The story of the day today comes from the Life of Saint Martha. Remember "Mary and Martha" from the Gospel of Luke, when Jesus rebukes Martha for complaining that her sister Mary is not helping her with the dinner preparations...? Well, both Mary and Martha went on to become saints of the early Christian Church, and one of the legends in the Women Saints unit tells is about Saint Martha. One of the most well-known events in the life of Saint Martha is when she defeated a dragon — the Tarasque — using hte power of holy water and the cross. You can read about that incident and other episodes in the excerpt from the Life of Saint Martha as told in The Golden Legend below; I have modernized the language in this presentation of the story.

Saint Martha and the Dragon

After the ascension of our Lord, when the disciples were departed, Martha with her brother Lazarus and her sister Mary, and also Saint Maximin who baptized them and to whom they were committed of the Holy Ghost, and many others, were put by the pagans into a ship without sail, oars, or steering rudder, which by the conduct of our Lord they came all to Marseilles, and after came to the territory of Aquense or Aix, and there converted the people to the faith. Martha was right skilled inspeech, and courteous and gracious to the sight of the people.

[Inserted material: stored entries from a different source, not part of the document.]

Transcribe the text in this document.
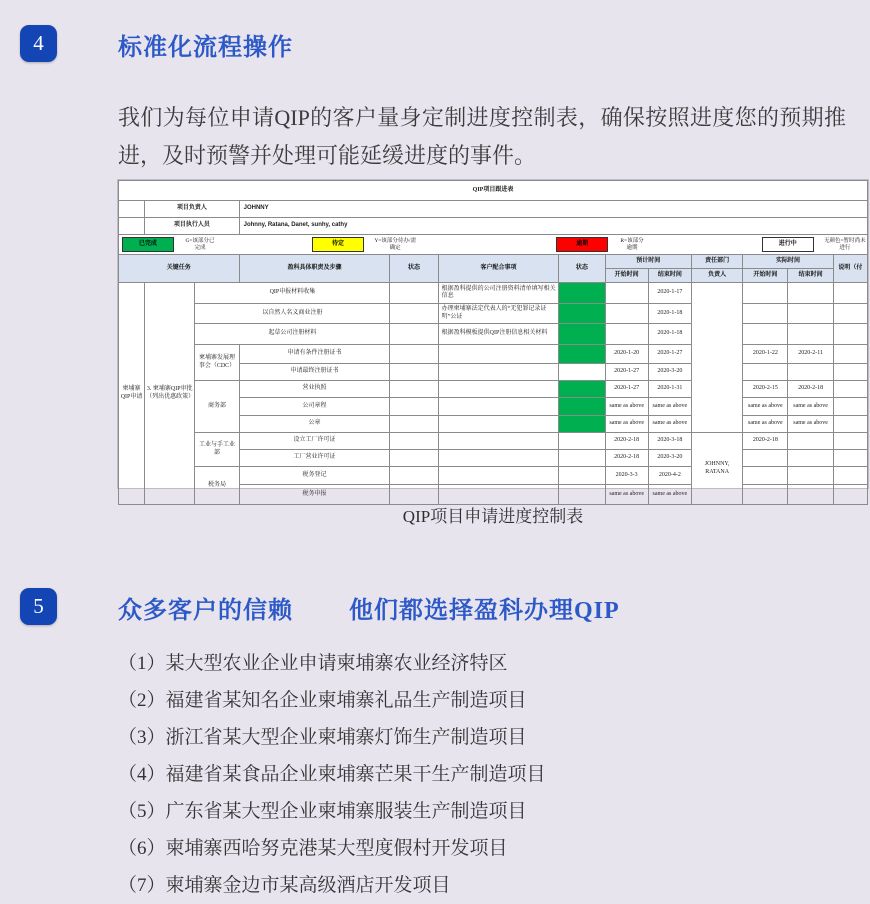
4	标准化流程操作
我们为每位申请QIP的客户量身定制进度控制表，确保按照进度您的预期推进，及时预警并处理可能延缓进度的事件。
QIP项目跟进表												
	项目负责人		JOHNNY									
	项目执行人员		Johnny, Ratana, Danet, sunhy, cathy									

已完成
G=该部分已完成
待定
Y=该部分待办/需确定
逾期
R=该部分逾期
进行中
无颜色=暂时尚未进行

关键任务			盈科具体职责及步骤	状态	客户配合事项	状态	预计时间		责任部门	实际时间		说明（付
							开始时间	结束时间	负责人	开始时间	结束时间	
柬埔寨QIP申请	3. 柬埔寨QIP审批（列出优惠政策）	QIP申报材料收集			根据盈科提供的公司注册资料清单填写相关信息			2020-1-17				
		以自然人名义商业注册			办理柬埔寨法定代表人的“无犯罪记录证明”公证			2020-1-18				
		起草公司注册材料			根据盈科模板提供QIP注册信息相关材料			2020-1-18				
		柬埔寨发展理事会（CDC）	申请有条件注册证书				2020-1-20	2020-1-27		2020-1-22	2020-2-11	
			申请最终注册证书				2020-1-27	2020-3-20				
		商务部	营业执照				2020-1-27	2020-1-31		2020-2-15	2020-2-18	
			公司章程				same as above	same as above		same as above	same as above	
			公章				same as above	same as above		same as above	same as above	
		工业与手工业部	设立工厂许可证				2020-2-18	2020-3-18	JOHNNY, RATANA	2020-2-18		
			工厂营业许可证				2020-2-18	2020-3-20				
		税务局	税务登记				2020-3-3	2020-4-2				
			税务申报				same as above	same as above				
QIP项目申请进度控制表
5	众多客户的信赖 他们都选择盈科办理QIP
（1）某大型农业企业申请柬埔寨农业经济特区
（2）福建省某知名企业柬埔寨礼品生产制造项目
（3）浙江省某大型企业柬埔寨灯饰生产制造项目
（4）福建省某食品企业柬埔寨芒果干生产制造项目
（5）广东省某大型企业柬埔寨服装生产制造项目
（6）柬埔寨西哈努克港某大型度假村开发项目
（7）柬埔寨金边市某高级酒店开发项目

There was that time upon the river of Rhone, in a certain wood between Arles and Avignon, a great dragon, half beast and half fish, greater than an ox, longer than an horse, having teeth sharp as a sword, and horned on either side, with a head like a lion, tail like a serpent, and defended with two wings on either side, and he could not be beaten with cast of stones nor with other armor, and he was as strong as twelve lions or bears. This dragon lay hiding and lurking in the river, and he killed those that passed by, and he drowned ships. He came thither by sea from Galicia, and was engendered of Leviathan, which is a serpent of the water, and of a beast called Bonacho, that is engendered in Galicia. And when he is pursued, the Bonacho casts out of his belly behind, his ordure, the space of an acre of land on them that follow him, and it is bright as glass, and what it touches, it burns as fire.

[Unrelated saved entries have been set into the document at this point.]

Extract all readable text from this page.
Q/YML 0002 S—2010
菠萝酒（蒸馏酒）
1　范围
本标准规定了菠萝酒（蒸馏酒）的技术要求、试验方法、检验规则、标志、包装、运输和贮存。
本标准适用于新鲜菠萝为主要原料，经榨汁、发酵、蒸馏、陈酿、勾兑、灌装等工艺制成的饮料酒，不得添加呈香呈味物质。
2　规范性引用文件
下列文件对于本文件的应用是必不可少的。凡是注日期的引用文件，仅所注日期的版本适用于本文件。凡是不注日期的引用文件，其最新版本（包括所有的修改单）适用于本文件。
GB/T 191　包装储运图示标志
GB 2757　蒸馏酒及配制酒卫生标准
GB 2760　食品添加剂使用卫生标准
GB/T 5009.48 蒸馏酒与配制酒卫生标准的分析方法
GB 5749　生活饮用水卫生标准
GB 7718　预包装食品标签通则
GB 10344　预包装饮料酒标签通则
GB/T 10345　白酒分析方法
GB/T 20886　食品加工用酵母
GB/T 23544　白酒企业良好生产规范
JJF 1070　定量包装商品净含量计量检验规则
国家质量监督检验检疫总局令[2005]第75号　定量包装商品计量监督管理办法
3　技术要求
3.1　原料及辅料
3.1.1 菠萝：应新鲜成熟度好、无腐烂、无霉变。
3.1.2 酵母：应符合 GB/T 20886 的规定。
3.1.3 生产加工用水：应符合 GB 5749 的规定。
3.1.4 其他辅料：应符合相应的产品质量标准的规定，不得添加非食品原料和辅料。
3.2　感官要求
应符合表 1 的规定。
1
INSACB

Martha, at the prayer of the people, came into the wood to this dragon, and found him eating a man. And she cast on him holy water, and showed to him the cross, and he soon soon was overcome, and, as he was standing still as a sheep, she bound him with her own girdle, and then he was slain with spears and glaives of the people.

The dragon was called of them that dwelled in the country Tarasconus. In remembrance of him, that place is called Tarasconus.